I was suspicious when I saw a character called Fat Antoyne. I had just read a clever science fiction writer using a fat body grotesquely as plot machinery, without bothering to include anyone else fat to indicate that there might be another reason to include multiple body types, and 3000 Years of Longing didn't clear the fatphobia bar for me either. (I have so much goodwill towards that movie, it wouldn't have taken much). But by the end of the book another character has been offhandedly described as fat, and the self-presentations of other characters are similarly emphasized - the detective is referred to as resembling the older Einstein every time we see him, and at a certain point it's made clear that the older Einstein is a package face you can buy off a shelf - so I ended up happy with how Antoyne played out.

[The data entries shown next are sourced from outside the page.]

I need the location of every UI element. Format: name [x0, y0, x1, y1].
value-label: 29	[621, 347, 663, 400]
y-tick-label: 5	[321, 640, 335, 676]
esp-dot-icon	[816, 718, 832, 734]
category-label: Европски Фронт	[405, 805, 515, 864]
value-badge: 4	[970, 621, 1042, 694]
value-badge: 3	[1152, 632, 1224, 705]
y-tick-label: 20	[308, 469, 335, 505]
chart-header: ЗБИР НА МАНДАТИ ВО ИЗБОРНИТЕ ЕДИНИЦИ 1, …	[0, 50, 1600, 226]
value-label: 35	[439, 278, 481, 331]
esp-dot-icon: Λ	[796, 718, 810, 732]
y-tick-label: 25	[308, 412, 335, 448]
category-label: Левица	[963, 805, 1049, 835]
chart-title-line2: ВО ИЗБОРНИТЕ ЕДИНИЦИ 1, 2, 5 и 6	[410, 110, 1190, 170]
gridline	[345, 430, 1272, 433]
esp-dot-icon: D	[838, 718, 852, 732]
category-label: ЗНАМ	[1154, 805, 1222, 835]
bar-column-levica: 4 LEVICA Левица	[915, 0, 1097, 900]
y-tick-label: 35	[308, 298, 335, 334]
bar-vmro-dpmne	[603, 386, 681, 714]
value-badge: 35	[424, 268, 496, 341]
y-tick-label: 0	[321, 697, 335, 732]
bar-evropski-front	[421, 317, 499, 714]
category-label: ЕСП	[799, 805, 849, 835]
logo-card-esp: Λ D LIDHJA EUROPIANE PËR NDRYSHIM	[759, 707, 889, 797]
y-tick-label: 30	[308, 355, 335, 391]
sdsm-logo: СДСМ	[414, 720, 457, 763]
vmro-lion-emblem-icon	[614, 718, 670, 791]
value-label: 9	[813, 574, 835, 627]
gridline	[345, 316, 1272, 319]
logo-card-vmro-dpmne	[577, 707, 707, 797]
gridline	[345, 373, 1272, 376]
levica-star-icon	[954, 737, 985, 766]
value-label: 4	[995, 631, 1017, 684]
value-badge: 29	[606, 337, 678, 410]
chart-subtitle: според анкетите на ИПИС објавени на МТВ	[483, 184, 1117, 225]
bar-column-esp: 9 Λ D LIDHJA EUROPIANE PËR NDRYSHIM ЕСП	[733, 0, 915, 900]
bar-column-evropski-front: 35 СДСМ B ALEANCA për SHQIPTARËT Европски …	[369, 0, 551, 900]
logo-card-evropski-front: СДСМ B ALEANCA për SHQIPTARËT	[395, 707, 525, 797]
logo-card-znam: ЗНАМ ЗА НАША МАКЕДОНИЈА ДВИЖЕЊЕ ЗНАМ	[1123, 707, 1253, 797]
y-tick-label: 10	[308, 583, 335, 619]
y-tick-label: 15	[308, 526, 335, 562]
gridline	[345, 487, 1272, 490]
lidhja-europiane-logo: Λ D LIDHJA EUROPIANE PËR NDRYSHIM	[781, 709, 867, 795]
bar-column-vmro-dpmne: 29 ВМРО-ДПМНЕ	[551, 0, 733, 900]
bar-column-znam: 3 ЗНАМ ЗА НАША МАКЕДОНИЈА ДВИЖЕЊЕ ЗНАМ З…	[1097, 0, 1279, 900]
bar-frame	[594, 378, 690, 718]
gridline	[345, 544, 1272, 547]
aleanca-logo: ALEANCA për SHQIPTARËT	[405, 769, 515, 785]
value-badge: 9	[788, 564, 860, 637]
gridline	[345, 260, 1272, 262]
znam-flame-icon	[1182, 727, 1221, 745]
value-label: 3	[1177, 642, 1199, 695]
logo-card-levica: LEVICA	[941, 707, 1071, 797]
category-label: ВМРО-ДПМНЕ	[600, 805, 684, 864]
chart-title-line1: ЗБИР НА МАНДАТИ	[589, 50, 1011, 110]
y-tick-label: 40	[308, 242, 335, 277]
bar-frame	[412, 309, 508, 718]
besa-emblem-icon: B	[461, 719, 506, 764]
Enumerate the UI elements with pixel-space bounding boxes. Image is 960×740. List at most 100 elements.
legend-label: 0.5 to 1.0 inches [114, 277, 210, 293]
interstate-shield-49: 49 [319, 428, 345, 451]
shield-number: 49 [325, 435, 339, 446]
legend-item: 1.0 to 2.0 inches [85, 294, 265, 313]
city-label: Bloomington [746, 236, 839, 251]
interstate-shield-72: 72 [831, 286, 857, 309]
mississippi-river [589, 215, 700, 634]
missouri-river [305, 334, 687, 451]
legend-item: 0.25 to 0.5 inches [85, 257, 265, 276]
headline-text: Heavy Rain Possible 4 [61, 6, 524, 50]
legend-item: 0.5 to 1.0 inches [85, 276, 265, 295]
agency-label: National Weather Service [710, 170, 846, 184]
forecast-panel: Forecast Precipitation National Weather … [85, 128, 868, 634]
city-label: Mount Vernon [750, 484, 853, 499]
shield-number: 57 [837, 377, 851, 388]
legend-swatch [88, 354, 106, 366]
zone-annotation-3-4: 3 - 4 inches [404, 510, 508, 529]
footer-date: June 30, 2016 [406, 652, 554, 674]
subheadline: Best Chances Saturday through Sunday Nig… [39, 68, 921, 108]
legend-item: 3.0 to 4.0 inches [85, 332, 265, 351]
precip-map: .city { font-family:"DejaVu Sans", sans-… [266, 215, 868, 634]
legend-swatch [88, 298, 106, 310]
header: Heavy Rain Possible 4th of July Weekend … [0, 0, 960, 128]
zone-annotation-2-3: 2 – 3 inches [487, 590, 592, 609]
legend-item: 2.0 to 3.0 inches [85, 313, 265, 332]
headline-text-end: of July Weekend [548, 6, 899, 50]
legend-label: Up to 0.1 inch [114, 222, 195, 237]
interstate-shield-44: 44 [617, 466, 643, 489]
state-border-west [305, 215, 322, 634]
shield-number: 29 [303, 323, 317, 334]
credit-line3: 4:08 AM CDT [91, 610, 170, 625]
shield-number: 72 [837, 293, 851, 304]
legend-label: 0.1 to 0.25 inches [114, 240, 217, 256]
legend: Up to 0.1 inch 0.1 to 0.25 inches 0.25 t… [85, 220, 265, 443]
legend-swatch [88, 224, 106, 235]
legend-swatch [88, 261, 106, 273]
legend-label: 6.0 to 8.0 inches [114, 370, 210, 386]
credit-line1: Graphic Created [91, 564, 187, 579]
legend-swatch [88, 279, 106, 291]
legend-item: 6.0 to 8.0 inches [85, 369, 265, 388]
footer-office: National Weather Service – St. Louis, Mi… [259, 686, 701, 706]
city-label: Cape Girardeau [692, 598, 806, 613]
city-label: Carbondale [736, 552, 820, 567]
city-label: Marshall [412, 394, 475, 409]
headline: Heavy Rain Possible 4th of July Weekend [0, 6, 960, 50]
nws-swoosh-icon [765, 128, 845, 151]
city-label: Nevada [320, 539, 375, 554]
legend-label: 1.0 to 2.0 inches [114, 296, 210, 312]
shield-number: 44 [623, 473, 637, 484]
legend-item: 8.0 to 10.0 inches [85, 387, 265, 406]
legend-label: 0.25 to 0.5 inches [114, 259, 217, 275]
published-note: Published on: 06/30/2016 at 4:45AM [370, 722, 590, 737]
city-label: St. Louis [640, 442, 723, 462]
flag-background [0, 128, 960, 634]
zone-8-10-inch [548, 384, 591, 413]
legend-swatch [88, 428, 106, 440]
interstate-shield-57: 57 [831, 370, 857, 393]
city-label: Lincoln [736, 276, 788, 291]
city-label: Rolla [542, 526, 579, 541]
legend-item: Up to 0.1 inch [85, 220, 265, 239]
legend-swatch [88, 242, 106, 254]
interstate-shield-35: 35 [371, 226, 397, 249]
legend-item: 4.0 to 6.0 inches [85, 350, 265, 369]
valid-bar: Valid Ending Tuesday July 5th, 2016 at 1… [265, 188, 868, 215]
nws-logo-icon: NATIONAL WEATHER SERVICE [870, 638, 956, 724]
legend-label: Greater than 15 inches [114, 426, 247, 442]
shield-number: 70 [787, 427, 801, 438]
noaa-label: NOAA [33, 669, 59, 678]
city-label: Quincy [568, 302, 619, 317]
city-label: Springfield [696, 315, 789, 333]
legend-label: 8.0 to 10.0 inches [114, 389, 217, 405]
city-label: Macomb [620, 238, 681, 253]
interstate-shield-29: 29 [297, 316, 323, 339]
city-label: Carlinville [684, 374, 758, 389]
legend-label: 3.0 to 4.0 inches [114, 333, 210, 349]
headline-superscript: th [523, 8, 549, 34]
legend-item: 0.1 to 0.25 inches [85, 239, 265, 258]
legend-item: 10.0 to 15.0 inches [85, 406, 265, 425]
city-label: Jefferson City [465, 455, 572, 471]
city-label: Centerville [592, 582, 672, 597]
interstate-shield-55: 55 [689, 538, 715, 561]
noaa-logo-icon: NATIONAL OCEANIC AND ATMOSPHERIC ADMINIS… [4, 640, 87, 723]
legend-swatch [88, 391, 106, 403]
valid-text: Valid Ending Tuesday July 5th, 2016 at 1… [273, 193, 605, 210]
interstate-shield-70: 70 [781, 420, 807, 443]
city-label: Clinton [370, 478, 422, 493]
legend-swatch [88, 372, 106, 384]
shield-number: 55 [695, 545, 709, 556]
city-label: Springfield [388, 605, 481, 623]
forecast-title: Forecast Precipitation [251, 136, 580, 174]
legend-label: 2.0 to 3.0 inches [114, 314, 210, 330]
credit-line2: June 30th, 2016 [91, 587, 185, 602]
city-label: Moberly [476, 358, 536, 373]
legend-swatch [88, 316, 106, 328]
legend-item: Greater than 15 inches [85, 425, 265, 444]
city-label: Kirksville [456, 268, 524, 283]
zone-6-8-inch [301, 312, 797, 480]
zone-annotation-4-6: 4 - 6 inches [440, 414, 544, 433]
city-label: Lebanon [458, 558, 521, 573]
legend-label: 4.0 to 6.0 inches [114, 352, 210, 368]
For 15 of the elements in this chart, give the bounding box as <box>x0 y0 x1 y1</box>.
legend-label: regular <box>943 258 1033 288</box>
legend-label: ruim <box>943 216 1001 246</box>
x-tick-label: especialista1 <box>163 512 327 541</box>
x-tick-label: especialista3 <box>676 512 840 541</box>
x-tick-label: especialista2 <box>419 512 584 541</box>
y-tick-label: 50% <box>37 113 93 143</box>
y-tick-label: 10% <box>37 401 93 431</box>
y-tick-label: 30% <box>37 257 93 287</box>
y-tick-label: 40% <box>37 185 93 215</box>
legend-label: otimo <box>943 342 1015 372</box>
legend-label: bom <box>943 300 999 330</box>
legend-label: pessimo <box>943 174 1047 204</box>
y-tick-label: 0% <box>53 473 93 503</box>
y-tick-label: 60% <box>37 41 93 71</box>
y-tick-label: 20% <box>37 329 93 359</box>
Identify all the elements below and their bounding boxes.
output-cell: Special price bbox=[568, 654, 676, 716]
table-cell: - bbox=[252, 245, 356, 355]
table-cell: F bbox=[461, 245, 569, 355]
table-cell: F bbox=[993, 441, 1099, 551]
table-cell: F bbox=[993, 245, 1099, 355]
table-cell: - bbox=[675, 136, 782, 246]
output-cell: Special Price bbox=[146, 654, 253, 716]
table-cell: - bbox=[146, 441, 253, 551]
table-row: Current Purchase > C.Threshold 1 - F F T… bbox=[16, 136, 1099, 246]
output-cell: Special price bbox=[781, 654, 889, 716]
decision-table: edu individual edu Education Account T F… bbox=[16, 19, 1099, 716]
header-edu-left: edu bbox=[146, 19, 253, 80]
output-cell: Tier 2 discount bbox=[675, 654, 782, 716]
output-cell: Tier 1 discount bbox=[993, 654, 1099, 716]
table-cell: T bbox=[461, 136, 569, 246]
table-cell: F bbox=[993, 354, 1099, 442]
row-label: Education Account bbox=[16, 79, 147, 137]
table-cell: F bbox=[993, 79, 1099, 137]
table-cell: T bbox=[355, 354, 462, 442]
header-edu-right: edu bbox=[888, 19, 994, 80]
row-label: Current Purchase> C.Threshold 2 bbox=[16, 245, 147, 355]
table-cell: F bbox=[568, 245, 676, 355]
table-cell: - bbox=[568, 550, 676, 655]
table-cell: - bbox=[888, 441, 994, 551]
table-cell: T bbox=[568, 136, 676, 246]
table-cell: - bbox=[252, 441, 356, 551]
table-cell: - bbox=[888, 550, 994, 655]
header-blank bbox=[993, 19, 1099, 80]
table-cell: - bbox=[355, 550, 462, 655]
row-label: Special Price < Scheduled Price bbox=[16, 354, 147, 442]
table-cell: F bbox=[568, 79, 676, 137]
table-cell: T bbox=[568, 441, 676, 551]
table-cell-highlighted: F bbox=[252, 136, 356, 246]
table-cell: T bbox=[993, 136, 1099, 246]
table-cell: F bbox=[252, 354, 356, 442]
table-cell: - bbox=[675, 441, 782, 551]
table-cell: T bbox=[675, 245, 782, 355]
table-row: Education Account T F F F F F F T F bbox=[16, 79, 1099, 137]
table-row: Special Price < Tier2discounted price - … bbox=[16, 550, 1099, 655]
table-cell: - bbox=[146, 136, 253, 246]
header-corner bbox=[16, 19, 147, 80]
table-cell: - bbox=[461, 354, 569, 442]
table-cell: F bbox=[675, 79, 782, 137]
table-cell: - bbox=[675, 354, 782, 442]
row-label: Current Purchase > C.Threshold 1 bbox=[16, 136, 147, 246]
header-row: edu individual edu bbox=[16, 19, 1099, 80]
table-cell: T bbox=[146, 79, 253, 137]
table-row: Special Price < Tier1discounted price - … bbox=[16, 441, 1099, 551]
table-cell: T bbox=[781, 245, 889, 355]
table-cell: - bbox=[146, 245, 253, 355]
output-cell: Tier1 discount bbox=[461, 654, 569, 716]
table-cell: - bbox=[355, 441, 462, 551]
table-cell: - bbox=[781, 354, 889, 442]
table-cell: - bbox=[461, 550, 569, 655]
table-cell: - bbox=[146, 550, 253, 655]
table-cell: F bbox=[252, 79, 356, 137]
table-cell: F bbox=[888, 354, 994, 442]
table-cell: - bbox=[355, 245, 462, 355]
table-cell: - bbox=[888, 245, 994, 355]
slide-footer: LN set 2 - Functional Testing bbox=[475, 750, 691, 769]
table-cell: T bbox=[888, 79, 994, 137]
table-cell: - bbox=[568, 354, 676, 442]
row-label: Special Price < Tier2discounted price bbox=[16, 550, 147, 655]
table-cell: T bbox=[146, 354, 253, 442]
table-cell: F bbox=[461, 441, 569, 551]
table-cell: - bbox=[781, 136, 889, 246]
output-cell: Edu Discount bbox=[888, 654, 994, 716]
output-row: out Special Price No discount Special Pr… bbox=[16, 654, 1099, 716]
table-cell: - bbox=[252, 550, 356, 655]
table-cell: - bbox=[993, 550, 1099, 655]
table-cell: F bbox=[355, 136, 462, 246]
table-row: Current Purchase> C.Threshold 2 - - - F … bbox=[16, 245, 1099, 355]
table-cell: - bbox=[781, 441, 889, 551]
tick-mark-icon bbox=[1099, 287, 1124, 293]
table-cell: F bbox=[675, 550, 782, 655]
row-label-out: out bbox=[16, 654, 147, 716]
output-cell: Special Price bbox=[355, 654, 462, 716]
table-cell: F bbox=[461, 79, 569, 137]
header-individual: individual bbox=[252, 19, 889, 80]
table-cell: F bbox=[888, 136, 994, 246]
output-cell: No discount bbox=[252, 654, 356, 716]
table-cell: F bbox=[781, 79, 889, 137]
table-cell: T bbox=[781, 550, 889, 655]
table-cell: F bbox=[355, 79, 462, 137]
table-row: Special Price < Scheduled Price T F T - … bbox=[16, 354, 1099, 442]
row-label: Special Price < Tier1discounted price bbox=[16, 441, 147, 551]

Three times in this book the narration goes 'she was one of those women who-' and god knows my experience of the world and people and women is limited, but what came after the 'who' never sounded more like a coherent explanatory type to me than "She was one of those women who wore a yellow left sock but never said the word 'partial'. Whether this is insight I lack, or failure of insight, or deliberate setup of something to be skewered later, I have not parsed out; but some of the sexist nonsense is here to be skewered for sure. It is ages since I've disliked a character as much as the detective Aschemann. He is avuncular, and awfully charming if you get him in the right mood. Over the course of the novel, he does remarkably little detective work. Instead, he plays conversation like a game, judging his assistant's questions on a pass/fail basis by some mysterious rubric, muses abstractly about his method, and regularly tells other people, especially women, how they're feeling. When we first meet him we get the line, "He beamed down at the toddler, who burst into tears." Yes toddler so would I.*

It is notable, early on, how many minor-seeming female characters get interiority. Scenes here often follow the character you wouldn't expect - staying behind with the women sitting in the bar when the travel agent bustles out of it, or with the detective's assistant after he's gone off chasing a lead. The book is interested in what women in noir are supposed to be, but doesn't play it straight. The most dangerous type of artefact that can emerge from the Event Site, the type which don't remain inert but causes knock-on problems, is called 'daughter code' - but it was a man who decided to name it that. I almost feel like it's a thematic spoiler to answer the question 'Does this book get around to not being sexist?' but then again, I don't care, because if it didn't I wouldn't be recommending it.

M. John Harrison never looks at something bad and says "Let's start somewhere else then, let's go over here." He starts in the unfulfilled desire, the confused motive, the bad dream, the sexist nonsense. All the books of his I've read know there's a way out of it, and all of them start inside it.










* Well, actually, when I last met one of them - a theological dentist - I and a bunch of others argued with him for an hour. He seemed delighted by this. Now, I'd probably just disengage.